How long does it take for Google to remove page from index? Or, why aren't these pages excluded?

How long does it take for Google to remove page from index? Or, why aren't these pages excluded? - Google Search Console is a free application that allows you to identify, troubleshoot, and resolve any issues that Google may encounter as it crawls and attempts to index your website in search results. If you’re not the most technical person in the world, some of the errors you’re likely to encounter there may leave you scratching your head. We wanted to make it a bit easier, so we put together this handy set of tips about google-search-console, google-search, robots.txt, googlebot to guide you along the way. Read the discuss below, we share some tips to fix the issue about How long does it take for Google to remove page from index? Or, why aren't these pages excluded?.Problem :


A set of pages are marked as noindex and nofollow, both in robots.txt and with X-Robots-Tag: noindex, nofollow When checking with Google Webmaster Tools, the pages are reported as "Denied by robots.txt", which is nice. Also, as mentioned in this answer, disallowed pages may still be indexed even if not technically crawled, cause that's how Google rolls.



However, after adding the Robots-Tag two weeks ago, the pages still appears in Google search results.

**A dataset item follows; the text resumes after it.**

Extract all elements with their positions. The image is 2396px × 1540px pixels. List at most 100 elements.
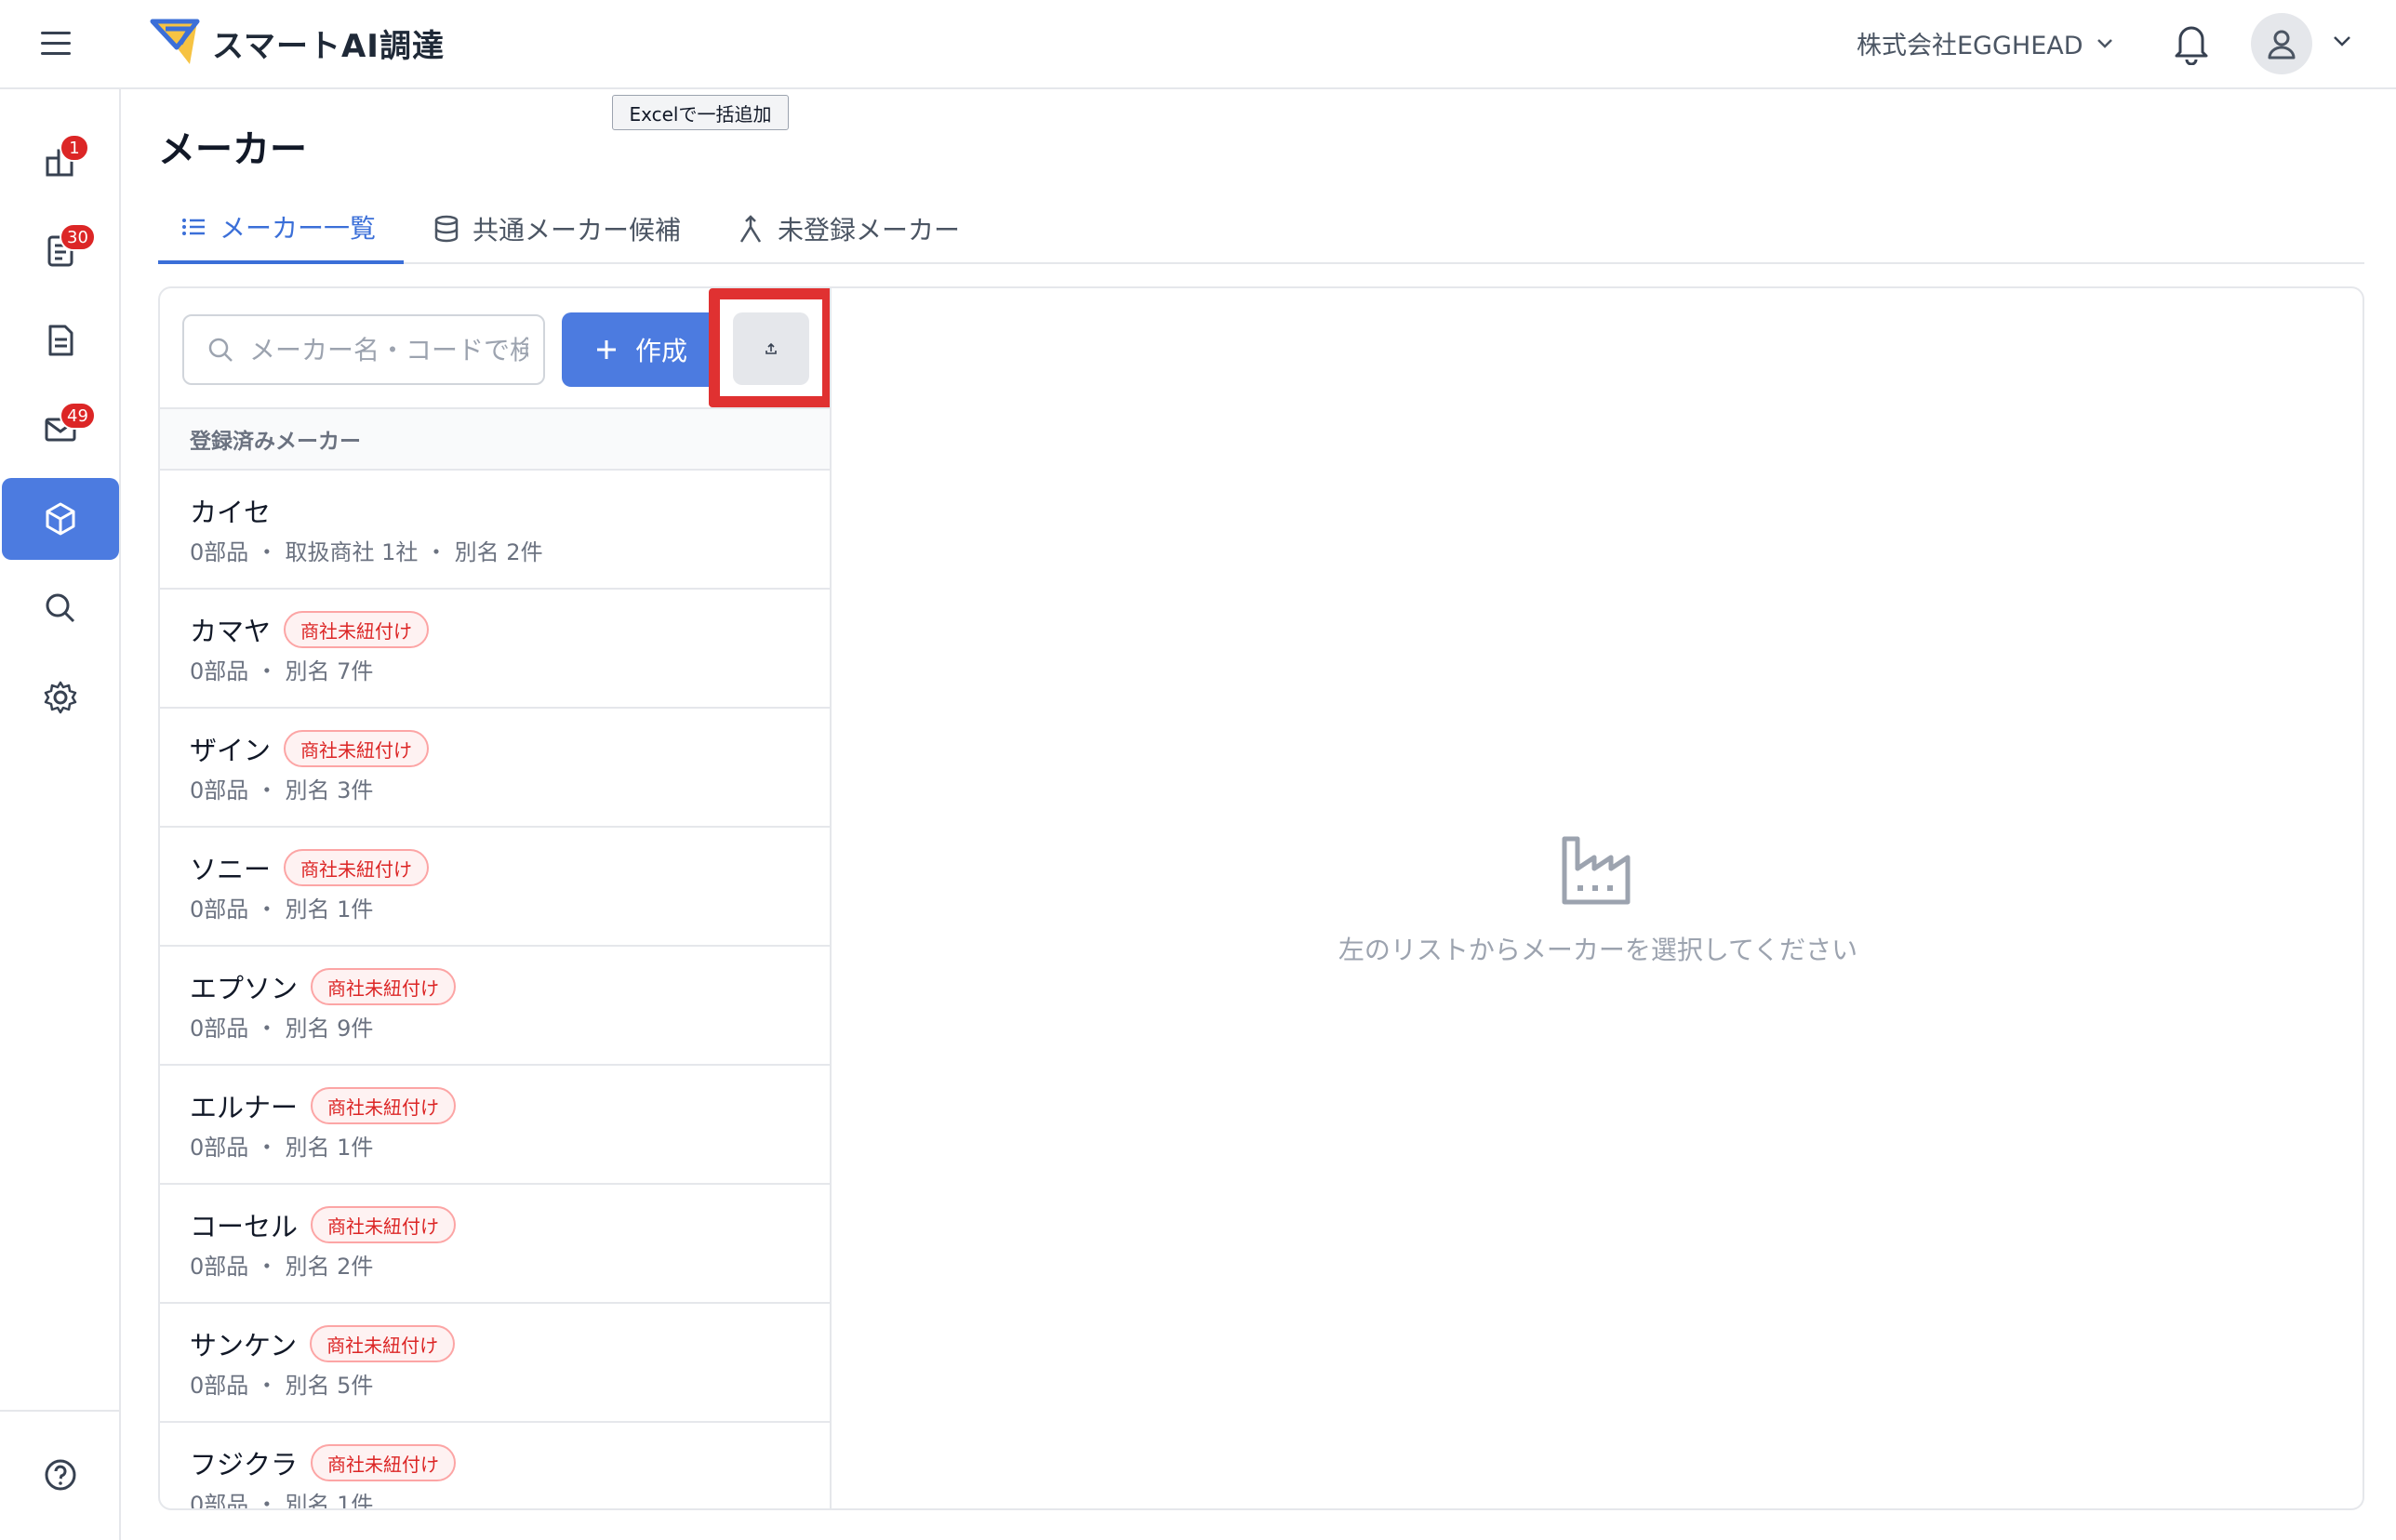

For example, this test page http://www.english-attack.com/profile/scott-s-sober is found when searching for its h1 title "Scott S. Sober" https://www.google.com/search?q=%22Scott+S.+Sober%22



Why is this?


Solution :

Putting a file into robots.txt will not prevent Google from indexing the page. It will only prevent Googlebot from re-crawling the page. If the page has been previously crawled, Google may find the version of the content it knows about compelling enough to stay in its index for months.



If enough external links point to that page, Google occasionally keeps pages blocked by robots.txt indexed forever. Sometimes it even indexes pages it has never crawled. In such cases it uses only anchor text of inbound links for the keywords of the page, and does not have a cached version of the page.



If you want Google to remove the page from the index you should allow Googlebot to crawl the page and see the "noindex" in the meta robots tag. If you don't allow Googlebot to crawl the page, it will never learn that you don't want it indexed. So take out the Disallow: line for those files from robots.txt.



Alternately, you could use Google Webmaster Tool to request removal for each URL. That can be painful if you have more than a handful of URLs that you wish de-indexed.



The cause of the problem is that Google is not seeing the newly added X-Robots-Tag because it's not re-indexing the page.



Removing the ban from robots.txt and letting Google fetch the pages with their headers does remove the pages from the results.


If the issue about google-search-console, google-search, robots.txt, googlebot is resolved, there’s a good chance that your content will get indexed and you’ll start to show up in Google search results. This means a greater chance to drive organic search traffic to your site.